An SLO (service level objective) is a measurable target for how good your LLM service must be, such as "p95 time-to-first-token under 2 seconds, 99% of the time" or "92% of sampled responses pass a quality check." It turns vague goals like "fast and reliable" into specific numbers you can measure, alert on, and use to gate releases.
How is an error budget different from an SLO?
The SLO is the target (e.g. 99.5% success); the error budget is the failure it permits — the remaining 0.5%. If your SLO allows 99.5% over 100,000 requests, your budget is 500 failed requests. You spend that budget shipping features and taking risks; when it runs out, you freeze releases and fix reliability.
How do you set a quality SLO when LLM output isn't pass/fail?
You build a quality SLI from cheap proxies — an LLM-as-judge that scores sampled outputs against a rubric, implicit user feedback (thumbs, edits, retries), and deterministic hard checks (valid JSON, no improper refusal) — then sample traffic rather than grading every response. You blend those into one number like "94% of sampled responses pass" and set your SLO against it, remembering it's an estimate with a margin of error.

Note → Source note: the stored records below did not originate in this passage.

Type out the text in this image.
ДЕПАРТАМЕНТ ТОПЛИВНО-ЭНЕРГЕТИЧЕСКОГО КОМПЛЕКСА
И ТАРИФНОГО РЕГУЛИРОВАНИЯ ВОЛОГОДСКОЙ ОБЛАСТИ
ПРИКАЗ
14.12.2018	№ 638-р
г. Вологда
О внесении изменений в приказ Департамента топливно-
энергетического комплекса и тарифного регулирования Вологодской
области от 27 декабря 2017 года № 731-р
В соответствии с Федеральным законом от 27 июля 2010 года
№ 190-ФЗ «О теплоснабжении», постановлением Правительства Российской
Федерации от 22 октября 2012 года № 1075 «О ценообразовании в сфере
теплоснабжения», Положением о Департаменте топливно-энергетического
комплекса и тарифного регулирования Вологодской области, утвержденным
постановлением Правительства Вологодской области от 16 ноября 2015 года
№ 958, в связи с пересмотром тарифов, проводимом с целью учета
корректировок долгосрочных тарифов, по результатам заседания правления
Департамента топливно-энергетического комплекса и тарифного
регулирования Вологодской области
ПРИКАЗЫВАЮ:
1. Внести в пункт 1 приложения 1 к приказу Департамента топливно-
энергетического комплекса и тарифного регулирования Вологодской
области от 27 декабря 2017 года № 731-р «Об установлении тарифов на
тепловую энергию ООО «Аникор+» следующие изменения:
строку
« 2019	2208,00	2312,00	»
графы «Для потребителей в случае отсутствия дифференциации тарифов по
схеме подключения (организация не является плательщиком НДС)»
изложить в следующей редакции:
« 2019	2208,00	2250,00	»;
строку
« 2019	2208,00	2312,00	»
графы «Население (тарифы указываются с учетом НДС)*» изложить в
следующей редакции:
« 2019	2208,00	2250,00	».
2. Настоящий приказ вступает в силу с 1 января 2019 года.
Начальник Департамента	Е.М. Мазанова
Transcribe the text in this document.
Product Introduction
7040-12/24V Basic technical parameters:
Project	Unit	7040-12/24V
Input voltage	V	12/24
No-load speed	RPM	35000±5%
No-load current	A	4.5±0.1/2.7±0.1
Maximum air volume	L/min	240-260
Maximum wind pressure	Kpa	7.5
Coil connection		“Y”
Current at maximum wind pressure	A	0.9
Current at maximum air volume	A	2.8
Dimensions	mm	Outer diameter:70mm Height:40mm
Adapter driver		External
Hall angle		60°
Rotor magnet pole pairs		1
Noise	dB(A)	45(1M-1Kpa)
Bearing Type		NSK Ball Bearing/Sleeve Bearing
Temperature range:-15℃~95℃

What latency metric should an LLM SLO use?
For streaming chat, use time-to-first-token (TTFT) — how long until words start appearing — plus tokens-per-second for flow. For batch or tool calls, use total response time. Always pick a percentile such as p95 or p99 rather than an average, because averages hide the slow tail of requests that actually frustrate users.
What is burn rate and why does it matter?
Burn rate is how fast you're spending your error budget compared to the steady pace that would just barely last the whole time window. A burn rate of 1x finishes the month on budget; 10x means you'll be out in days. High burn rates are what you alert on — fast severe burns deserve a page, slow burns deserve a ticket.
Aren't dashboards enough — why add SLOs?
Dashboards show what's happening but never say whether it's acceptable or what to do about it. An SLO draws a line across the chart that defines failure, and the error-budget policy defines the consequence (freeze or ship). Charts diagnose; SLOs decide. You need both, but a wall of charts with no targets isn't really monitoring.